Monsieur Breton et les paradis fiscaux

LA VOIX DES LECTEURS / Lorsque vous êtes venu présenter votre programme électoral le 16 septembre dernier au Carrefour Bingo après avoir été invité par l’AQDR Granby, vous avez été d’une franchise indéfectible.

Je vous en remercie, étant donné que vous vous êtes vraiment révélé. Vous nous avez donné, ce jour-là, les raisons pour lesquelles vous avez voté non à la motion M42 présentée par le député bloquiste Gabriel Ste-Marie concernant les paradis fiscaux : c’est complexe, c’est international et, pour édulcorer votre vote négatif, vous avez mis en importance le fait que le Parti libéral avait nommé ou embauché une cohorte d’enquêteurs pour empêcher la fraude fiscale.

Cela ne tient pas la route.

Si nous voulons empêcher l’utilisation de paradis fiscaux, il faut aller à la racine. La racine à couper ici ce sont les modifications apportées en catimini aux règlements de l’impôt qui rendent l’évitement fiscal légal. On pourrait mettre légal entre parenthèses. En plus, que faites-vous de la démocratie ?

Les modifications n’ont jamais été votées en Chambre. Les électeurs vous ont-ils élu député pour un vote qui favorise les inégalités grandissantes ? Les avez-vous consultés pour un sujet d’une telle importance ? En plus, les grandes sociétés qui utilisent l’évitement fiscal sont des minières étrangères qui s’inscrivent à la bourse de Toronto et, pour plusieurs, elles sont la cause de bien des maux chez les Africains : eaux polluées, empoisonnement de toutes sortes, voire la mort d’un nombre incommensurable de personnes. Accepteriez-vous qu’un seul des nôtres meure pour laisser une société minière exploiter d’une façon aussi inhumaine les richesses d’un pays ? Ceci ne se passe pas seulement en Afrique.

Quelles sont les causes d’un tel sophisme ? Est-ce la méconnaissance, l’inadvertance, la complaisance où une plus grande facilité à suivre la ligne du Parti sans se creuser les méninges ? Ce sont simplement des questions qui me viennent à l’esprit. La réponse vous appartient en scrutant votre for intérieur.

Premièrement, relevons votre sophisme vous conduisant à voter comme vous l’avez fait. Vous n’aviez pas à tenir compte de ce que pense la communauté internationale pour voter. La loi existait déjà, mais c’est la modification sur les règlements de l’impôt qui annulait la loi. En votant pour la motion, la modification sur « les modifications apportées en catimini aux règlements de l’impôt canadien qui rendent l’évitement fiscal légal » aurait annulé la modification ne laissant aucun moyen de se faufiler pour les fraudeurs.

Autre argument réfutable en disant que « c’est compliqué et international », c’est mince comme motif. On n’est jamais trop petit pour se défendre lorsqu’on est attaqué. David a-t-il demandé à quiconque s’il devait se défendre contre Goliath ? Vous allez me dire que c’est une vieille histoire.

Vous voulez du contemporain ? Remontons alors à 2008. Prenons le cas de l’Islande lors de la crise financière.
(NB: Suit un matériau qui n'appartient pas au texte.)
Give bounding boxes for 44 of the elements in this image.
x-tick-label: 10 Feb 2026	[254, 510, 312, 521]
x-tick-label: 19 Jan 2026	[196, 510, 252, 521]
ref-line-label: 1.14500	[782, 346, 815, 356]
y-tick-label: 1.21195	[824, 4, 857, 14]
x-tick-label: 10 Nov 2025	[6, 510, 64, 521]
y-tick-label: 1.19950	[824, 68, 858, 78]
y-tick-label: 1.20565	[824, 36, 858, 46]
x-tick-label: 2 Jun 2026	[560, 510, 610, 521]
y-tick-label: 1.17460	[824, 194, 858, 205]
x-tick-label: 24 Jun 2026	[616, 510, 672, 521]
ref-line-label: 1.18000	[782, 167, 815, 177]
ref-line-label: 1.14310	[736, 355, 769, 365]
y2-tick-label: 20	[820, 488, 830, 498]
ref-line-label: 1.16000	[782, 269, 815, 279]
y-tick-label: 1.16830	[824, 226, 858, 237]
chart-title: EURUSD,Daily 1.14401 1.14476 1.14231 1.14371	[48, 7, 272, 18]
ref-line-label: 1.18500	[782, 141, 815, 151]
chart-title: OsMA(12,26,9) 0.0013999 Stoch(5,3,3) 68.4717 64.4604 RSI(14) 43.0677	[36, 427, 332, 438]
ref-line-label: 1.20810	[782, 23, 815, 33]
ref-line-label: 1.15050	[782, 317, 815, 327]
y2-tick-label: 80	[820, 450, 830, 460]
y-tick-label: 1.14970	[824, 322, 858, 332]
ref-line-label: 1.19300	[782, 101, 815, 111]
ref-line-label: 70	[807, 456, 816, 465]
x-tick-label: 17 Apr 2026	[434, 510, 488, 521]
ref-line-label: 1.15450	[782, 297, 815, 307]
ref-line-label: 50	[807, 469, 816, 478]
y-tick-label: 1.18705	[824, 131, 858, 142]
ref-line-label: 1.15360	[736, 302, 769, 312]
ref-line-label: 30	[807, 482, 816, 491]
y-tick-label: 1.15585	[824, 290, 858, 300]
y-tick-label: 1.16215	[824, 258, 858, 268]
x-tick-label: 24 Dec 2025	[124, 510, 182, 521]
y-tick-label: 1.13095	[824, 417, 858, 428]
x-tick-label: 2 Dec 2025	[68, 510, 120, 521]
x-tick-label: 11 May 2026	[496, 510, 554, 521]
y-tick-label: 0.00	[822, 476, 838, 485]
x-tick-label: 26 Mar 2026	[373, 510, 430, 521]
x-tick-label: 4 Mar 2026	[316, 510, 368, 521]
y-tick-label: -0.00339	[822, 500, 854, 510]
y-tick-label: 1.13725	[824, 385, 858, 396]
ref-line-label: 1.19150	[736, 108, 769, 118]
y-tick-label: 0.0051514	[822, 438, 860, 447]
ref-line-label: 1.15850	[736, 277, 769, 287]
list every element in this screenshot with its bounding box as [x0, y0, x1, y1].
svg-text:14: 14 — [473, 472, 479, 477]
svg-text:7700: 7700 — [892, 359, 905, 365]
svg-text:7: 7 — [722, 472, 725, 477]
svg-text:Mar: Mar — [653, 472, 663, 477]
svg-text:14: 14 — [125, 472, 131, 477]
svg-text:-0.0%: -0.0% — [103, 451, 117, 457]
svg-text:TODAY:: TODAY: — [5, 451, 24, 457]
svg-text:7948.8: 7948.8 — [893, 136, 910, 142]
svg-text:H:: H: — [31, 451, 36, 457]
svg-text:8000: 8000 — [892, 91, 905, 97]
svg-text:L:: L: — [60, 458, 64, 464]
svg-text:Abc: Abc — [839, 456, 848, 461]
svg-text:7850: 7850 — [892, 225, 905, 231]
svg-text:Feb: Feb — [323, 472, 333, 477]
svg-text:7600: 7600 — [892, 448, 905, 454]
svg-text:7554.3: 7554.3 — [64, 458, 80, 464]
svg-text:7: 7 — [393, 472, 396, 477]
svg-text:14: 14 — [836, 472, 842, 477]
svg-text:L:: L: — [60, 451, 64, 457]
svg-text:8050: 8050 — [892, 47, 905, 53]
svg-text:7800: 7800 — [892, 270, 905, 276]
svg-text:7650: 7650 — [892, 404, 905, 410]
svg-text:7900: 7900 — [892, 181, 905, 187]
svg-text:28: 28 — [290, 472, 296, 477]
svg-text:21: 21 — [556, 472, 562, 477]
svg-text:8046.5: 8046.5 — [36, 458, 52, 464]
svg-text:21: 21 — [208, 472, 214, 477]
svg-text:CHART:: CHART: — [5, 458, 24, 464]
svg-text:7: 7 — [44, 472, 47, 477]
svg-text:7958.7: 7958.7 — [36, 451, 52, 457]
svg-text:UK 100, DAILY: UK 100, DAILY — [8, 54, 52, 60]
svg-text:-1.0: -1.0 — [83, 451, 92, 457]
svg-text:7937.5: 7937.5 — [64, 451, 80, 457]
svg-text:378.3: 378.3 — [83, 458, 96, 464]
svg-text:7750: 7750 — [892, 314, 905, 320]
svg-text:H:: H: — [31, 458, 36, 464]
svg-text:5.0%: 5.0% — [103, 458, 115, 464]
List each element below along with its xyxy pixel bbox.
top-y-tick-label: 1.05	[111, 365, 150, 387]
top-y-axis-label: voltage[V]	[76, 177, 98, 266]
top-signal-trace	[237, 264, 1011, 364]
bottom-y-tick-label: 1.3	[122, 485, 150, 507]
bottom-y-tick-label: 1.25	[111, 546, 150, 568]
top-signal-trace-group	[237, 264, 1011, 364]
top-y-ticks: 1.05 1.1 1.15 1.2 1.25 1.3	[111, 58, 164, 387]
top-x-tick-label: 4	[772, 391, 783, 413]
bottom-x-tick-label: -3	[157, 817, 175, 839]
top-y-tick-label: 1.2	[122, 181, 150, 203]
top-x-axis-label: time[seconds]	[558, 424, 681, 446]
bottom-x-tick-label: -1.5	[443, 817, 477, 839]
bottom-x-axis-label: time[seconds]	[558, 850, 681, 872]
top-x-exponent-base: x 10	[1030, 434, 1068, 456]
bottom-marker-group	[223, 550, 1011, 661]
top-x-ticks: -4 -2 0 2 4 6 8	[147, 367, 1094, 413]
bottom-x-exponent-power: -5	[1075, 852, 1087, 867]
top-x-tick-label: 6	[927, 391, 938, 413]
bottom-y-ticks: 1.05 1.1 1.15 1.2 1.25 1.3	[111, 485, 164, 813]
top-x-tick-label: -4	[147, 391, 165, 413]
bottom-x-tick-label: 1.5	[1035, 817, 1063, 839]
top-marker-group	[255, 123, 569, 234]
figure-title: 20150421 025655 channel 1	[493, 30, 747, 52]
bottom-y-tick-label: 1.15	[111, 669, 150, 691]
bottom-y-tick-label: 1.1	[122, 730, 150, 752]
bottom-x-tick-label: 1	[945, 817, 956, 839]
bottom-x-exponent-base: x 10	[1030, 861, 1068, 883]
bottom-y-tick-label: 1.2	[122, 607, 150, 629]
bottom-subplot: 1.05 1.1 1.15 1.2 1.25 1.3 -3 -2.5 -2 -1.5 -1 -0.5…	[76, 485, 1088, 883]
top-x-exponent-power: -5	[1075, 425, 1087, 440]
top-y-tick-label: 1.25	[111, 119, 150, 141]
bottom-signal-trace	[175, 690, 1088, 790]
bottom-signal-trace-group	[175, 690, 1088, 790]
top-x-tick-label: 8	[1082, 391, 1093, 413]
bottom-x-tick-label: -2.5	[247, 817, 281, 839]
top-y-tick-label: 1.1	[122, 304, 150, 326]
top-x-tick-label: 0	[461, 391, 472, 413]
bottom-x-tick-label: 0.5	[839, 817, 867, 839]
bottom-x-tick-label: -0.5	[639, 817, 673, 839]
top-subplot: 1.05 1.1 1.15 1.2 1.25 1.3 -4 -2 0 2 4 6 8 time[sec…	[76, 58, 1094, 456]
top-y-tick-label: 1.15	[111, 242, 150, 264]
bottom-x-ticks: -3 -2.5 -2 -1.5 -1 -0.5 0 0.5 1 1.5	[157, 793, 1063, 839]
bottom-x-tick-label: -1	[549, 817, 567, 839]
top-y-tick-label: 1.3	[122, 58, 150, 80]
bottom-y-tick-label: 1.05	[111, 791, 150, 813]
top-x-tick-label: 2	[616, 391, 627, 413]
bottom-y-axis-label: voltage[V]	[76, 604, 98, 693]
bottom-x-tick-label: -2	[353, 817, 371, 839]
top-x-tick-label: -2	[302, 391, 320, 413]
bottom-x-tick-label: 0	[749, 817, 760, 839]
Le pays a-t-il tenu compte de l’opinion internationale ? A-t-il mis à l’amende les banques ? Non. L’Islande a mis en prison les banquiers responsables des fraudes.

Prenons le cas de Claude Robinson. Cet homme est un autre exemple qui a su défendre ses droits et qui prouve encore une fois que nous ne sommes jamais trop petits pour nous défendre. Que nous ne devons jamais baisser les bras devant l’injustice.

N’oubliez pas que la lutte à l’évitement fiscal est la pierre angulaire pour une société plus juste et humanitaire. Gabriel Ste-Marie, du Bloc québécois, a agi comme il se devait. Pour chaque citoyen, il s’agit de l’appuyer en allant voter pour ceux et celles qui militent contre les paradis fiscaux. Notre candidate bloquiste dans Shefford est Andréanne Larouche.

Pour clore, rappelons le propos suivant : « Ne doutez jamais du fait qu’un petit nombre de gens réfléchis et engagés peuvent changer le monde. En vérité, c’est la seule chose que l’on n’a jamais faite. » Citation de Margaret Mead rapportée dans Le Devoir du 23 avril 2014 au sujet de l’affaire Claude Robinson.